Way back, along the street side, is my hidden garden -- it's where I put my orphan plants -- those too weak or ugly for front and center planting. Some of them survive and find honored places in my yards. I love my orphans, but they're planted outside the rotten side yard fence and I don't see them every day. I admit I don't visit them often enough, which I've discovered can cause a lot more than a horticultural problem.
A letter came the other day from the City of Sacramento. It began, "It has been reported that there is graffiti on the property you own . . . the sudden appearance of graffiti is often caused by vandals seeking attention and notoriety through criminal acts or as a method of communication between gangs."
Jolted, I read on.

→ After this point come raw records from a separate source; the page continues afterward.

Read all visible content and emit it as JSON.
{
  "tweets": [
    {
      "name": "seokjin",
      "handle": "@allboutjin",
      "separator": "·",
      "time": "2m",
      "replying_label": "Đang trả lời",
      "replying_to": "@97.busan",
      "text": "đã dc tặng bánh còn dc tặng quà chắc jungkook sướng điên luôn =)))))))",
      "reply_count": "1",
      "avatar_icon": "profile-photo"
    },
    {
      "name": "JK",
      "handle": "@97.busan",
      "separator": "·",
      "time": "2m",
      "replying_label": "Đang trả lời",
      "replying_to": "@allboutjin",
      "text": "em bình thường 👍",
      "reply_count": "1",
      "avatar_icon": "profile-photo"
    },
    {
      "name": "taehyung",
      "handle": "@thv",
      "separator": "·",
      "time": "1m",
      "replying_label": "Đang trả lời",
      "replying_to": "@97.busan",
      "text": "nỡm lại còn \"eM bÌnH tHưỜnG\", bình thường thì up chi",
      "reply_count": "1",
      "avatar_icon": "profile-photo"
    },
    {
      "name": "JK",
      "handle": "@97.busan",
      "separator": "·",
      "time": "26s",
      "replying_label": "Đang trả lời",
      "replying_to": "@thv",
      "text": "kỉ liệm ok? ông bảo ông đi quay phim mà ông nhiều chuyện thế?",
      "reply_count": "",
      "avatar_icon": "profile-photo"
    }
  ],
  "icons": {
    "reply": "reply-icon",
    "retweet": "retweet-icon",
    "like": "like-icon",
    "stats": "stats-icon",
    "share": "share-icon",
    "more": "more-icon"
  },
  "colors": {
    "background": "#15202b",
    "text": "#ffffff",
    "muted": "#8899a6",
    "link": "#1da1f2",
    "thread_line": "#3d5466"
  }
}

The notice said the law requires graffiti be removed "as soon as possible" and "failure to abate such graffiti, and/or pay all related costs (for removal) may result in a Declaration of Public Nuisance being recorded against your property. A lien may also be placed against your property for failure to pay removal costs." The letter included a color photo of the fence behind my orphan's garden.
I ran outside, halfway down the block, to find this ----.

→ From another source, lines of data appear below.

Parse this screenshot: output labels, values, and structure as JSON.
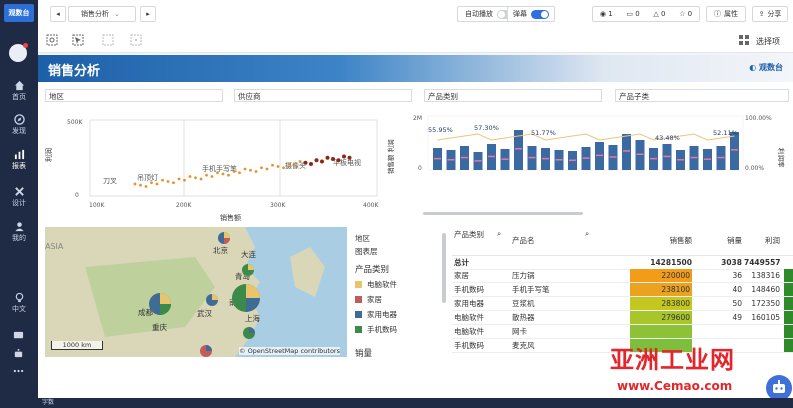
{
  "app": {
    "logo_text": "观数台"
  },
  "sidebar": {
    "items": [
      {
        "label": "首页",
        "icon": "home-icon"
      },
      {
        "label": "发现",
        "icon": "compass-icon"
      },
      {
        "label": "报表",
        "icon": "chart-icon"
      },
      {
        "label": "设计",
        "icon": "tools-icon"
      },
      {
        "label": "我的",
        "icon": "user-icon"
      },
      {
        "label": "中文",
        "icon": "help-icon"
      }
    ]
  },
  "topbar": {
    "tab_title": "销售分析",
    "autoplay_label": "自动播放",
    "danmu_label": "弹幕",
    "counts": {
      "views": "1",
      "comments": "0",
      "likes": "0",
      "stars": "0"
    },
    "props_label": "属性",
    "share_label": "分享"
  },
  "toolbar": {
    "options_label": "选择项"
  },
  "report": {
    "title": "销售分析",
    "brand": "观数台",
    "filters": [
      "地区",
      "供应商",
      "产品类别",
      "产品子类"
    ]
  },
  "scatter": {
    "ylabel": "利润",
    "xlabel": "销售额",
    "yticks": [
      "500K",
      "0"
    ],
    "xticks": [
      "100K",
      "200K",
      "300K",
      "400K"
    ],
    "labels": [
      "刀叉",
      "吊顶灯",
      "手机手写笔",
      "摄像头",
      "平板电视"
    ]
  },
  "combo": {
    "y_left_label": "销售额 利润",
    "y_right_label": "利润率",
    "y_left_ticks": [
      "2M",
      "0"
    ],
    "y_right_ticks": [
      "100.00%",
      "0.00%"
    ],
    "pct_labels": [
      "55.95%",
      "57.30%",
      "51.77%",
      "43.48%",
      "52.11%"
    ]
  },
  "map": {
    "cities": [
      "北京",
      "大连",
      "青岛",
      "成都",
      "武汉",
      "南京",
      "上海",
      "重庆"
    ],
    "scale": "1000 km",
    "attribution": "© OpenStreetMap contributors"
  },
  "legend": {
    "title1": "地区",
    "title2": "图表层",
    "title3": "产品类别",
    "title4": "销量",
    "items": [
      {
        "label": "电脑软件",
        "color": "#e8c46a"
      },
      {
        "label": "家居",
        "color": "#c45b5b"
      },
      {
        "label": "家用电器",
        "color": "#3f6b94"
      },
      {
        "label": "手机数码",
        "color": "#3c8a4a"
      }
    ]
  },
  "table": {
    "headers": [
      "产品类别",
      "产品名",
      "销售额",
      "销量",
      "利润"
    ],
    "total": {
      "label": "总计",
      "sales": "14281500",
      "qty": "3038",
      "profit": "7449557"
    },
    "rows": [
      {
        "cat": "家居",
        "name": "压力锅",
        "sales": "220000",
        "qty": "36",
        "profit": "138316",
        "color": "#f29d1a"
      },
      {
        "cat": "手机数码",
        "name": "手机手写笔",
        "sales": "238100",
        "qty": "40",
        "profit": "148460",
        "color": "#eaa21f"
      },
      {
        "cat": "家用电器",
        "name": "豆浆机",
        "sales": "283800",
        "qty": "50",
        "profit": "172350",
        "color": "#c4c71f"
      },
      {
        "cat": "电脑软件",
        "name": "散热器",
        "sales": "279600",
        "qty": "49",
        "profit": "160105",
        "color": "#a8c52a"
      },
      {
        "cat": "电脑软件",
        "name": "网卡",
        "sales": "",
        "qty": "",
        "profit": "",
        "color": "#8dc236"
      },
      {
        "cat": "手机数码",
        "name": "麦克风",
        "sales": "",
        "qty": "",
        "profit": "",
        "color": "#7dbf3c"
      }
    ]
  },
  "watermark": {
    "line1": "亚洲工业网",
    "line2": "www.Cemao.com"
  },
  "statusbar": {
    "text": "字数"
  }
}
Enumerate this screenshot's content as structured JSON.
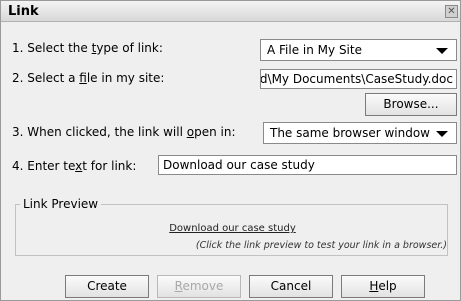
{
  "dialog": {
    "title": "Link",
    "close_glyph": "✕"
  },
  "form": {
    "type_label_pre": "1. Select the ",
    "type_label_u": "t",
    "type_label_post": "ype of link:",
    "type_value": "A File in My Site",
    "file_label_pre": "2. Select a ",
    "file_label_u": "f",
    "file_label_post": "ile in my site:",
    "file_value": "d\\My Documents\\CaseStudy.doc",
    "browse_label": "Browse...",
    "open_label_pre": "3. When clicked, the link will ",
    "open_label_u": "o",
    "open_label_post": "pen in:",
    "open_value": "The same browser window",
    "text_label_pre": "4. Enter te",
    "text_label_u": "x",
    "text_label_post": "t for link:",
    "text_value": "Download our case study"
  },
  "preview": {
    "legend": "Link Preview",
    "link_text": "Download our case study",
    "hint": "(Click the link preview to test your link in a browser.)"
  },
  "buttons": {
    "create": "Create",
    "remove_u": "R",
    "remove_rest": "emove",
    "cancel": "Cancel",
    "help_u": "H",
    "help_rest": "elp"
  }
}
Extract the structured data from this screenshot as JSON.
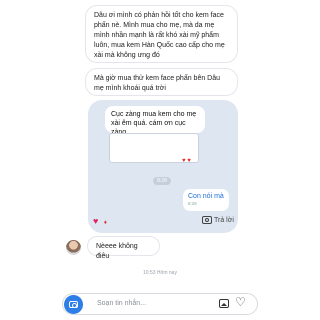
{
  "messages": [
    {
      "text": "Dâu ơi mình có phản hồi tốt cho kem face phấn nè. Mình mua cho mẹ, mà da mẹ mình nhần mạnh là rất khó xài mỹ phẩm luôn, mua kem Hàn Quốc cao cấp cho mẹ xài mà không ưng đó"
    },
    {
      "text": "Mà giờ mua thử kem face phấn bên Dâu mẹ mình khoái quá trời"
    }
  ],
  "shared": {
    "inner_message": "Cục zàng mua kem cho mẹ xài êm quá. cám ơn cục zàng",
    "inner_reactions": "♥ ♥",
    "time": "8:28",
    "reply_text": "Con nói mà",
    "reply_time": "8:28"
  },
  "reactions": {
    "heart": "♥",
    "small": "♦"
  },
  "reply_button": {
    "label": "Trả lời"
  },
  "incoming": {
    "text": "Nèeee không điêu"
  },
  "timestamp": "10:53 Hôm nay",
  "composer": {
    "placeholder": "Soạn tin nhắn..."
  },
  "colors": {
    "accent": "#2e7ee8",
    "shared_bg": "#dde6f1",
    "heart": "#e0245e"
  },
  "icons": [
    "camera-icon",
    "image-icon",
    "heart-icon"
  ]
}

Until I got the letter, I had no idea my fence had been vandalized. But there, among the orphans, cloaked by foliage, back under the blooming crape myrtle boughs, were the cryptic, spray-painted letters.

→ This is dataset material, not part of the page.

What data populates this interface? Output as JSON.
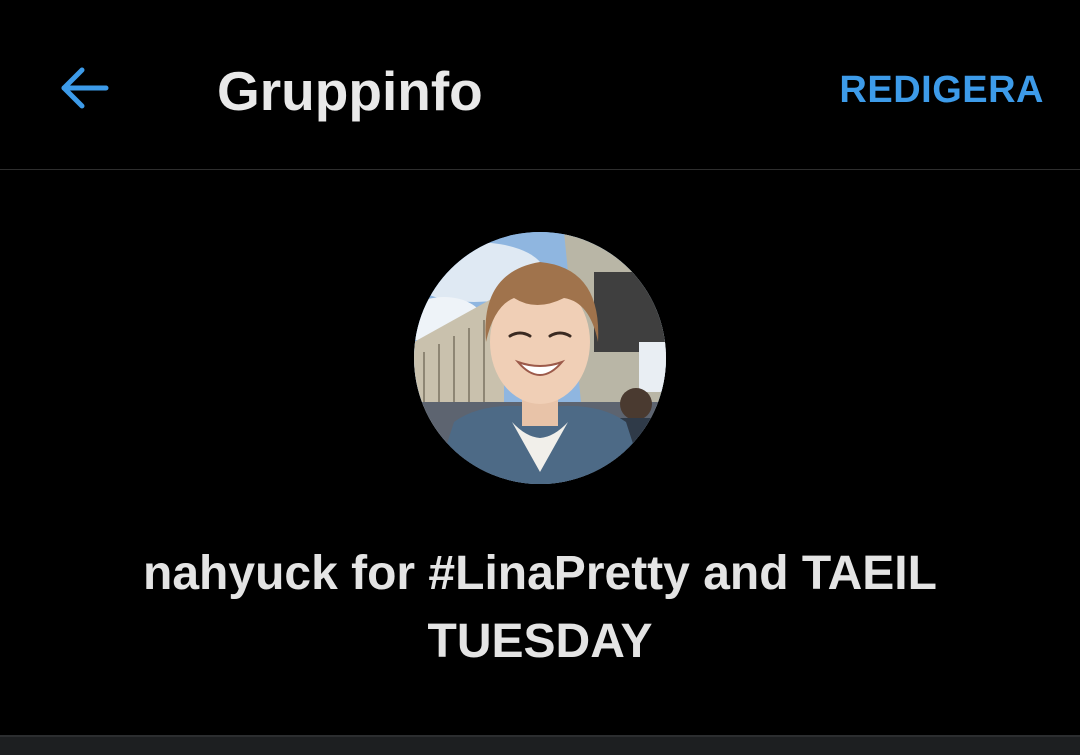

Leftover mahogany stain brushed on the old fence boards obliterated the letters in minutes. Having my property defaced by graffiti is disturbing, but easily covered. What upsets me most in this situation is the opening words in the letter from the city: "It has been reported . . ."
Someone, a passerby, most likely a neighbor, chose to call the authorities rather than talk to me, come to my door the moment they saw it, express regret that I had been victimized, perhaps offer to help repair the damage. Instead they chose to anonymously call in a complaint to the authorities, triggering a trip to my property by a city code enforcement officer, photos taken and archived, a threatening letter sent, and a follow up visit to verify code compliance was made, as well as prompting a visit by the city's police gang task force.
My guess is that this unnecessary waste of city resources, which could have been resolved by simple interaction among neighbors, was initiated by our self-appointed neighborhood watch person. City Code Enforcement advised they received repeated anonymous calls about the graffiti on a few properties in my area, the first instances of it on our block in the city's history. A review by the police gang task force concluded the graffiti was the work of kids, not gangsters.
A further check shows many, many other anonymous calls about things amiss in our neighborhood have been made to city agencies in the past few years. If a street basketball hoop goes up, if a car is parked over the curb, if weeds have sprung up in a yard, a broken-down car sits too long in a driveway, a family party goes on too long or a dog barks at odd hours, the city gets repeated anonymous calls. Someone has taken it upon themselves to do this, probably justifying the abuse of resources we all pay with the rational they're helping maintain property values, especially their own.
In light of the Trayvon Martin tragedy in Florida, which raised many concerns and questions about citizen patrols and vigilantism, I wonder about the benefits of self-appointed, over-zealous neighborhood guardians. I wonder if those who make claims about protecting property values and supporting public safety aren't really more interested in cloaking themselves in borrowed authority, riding roughshod over neighbors, feeling victorious when cop cars roll up and city officials root around in the bushes to take crime photos.
I wonder if these anonymous calls don't prompt the squandering of city services. I wonder: When should we call to report neighbors, when should we talk with them directly, when should we join forces and work together?
If you want to talk about neighborhood cooperation and how neighbors can work together, come see me in the garden. I'll be pulling weeds and cussing under my breath, but very glad to see you.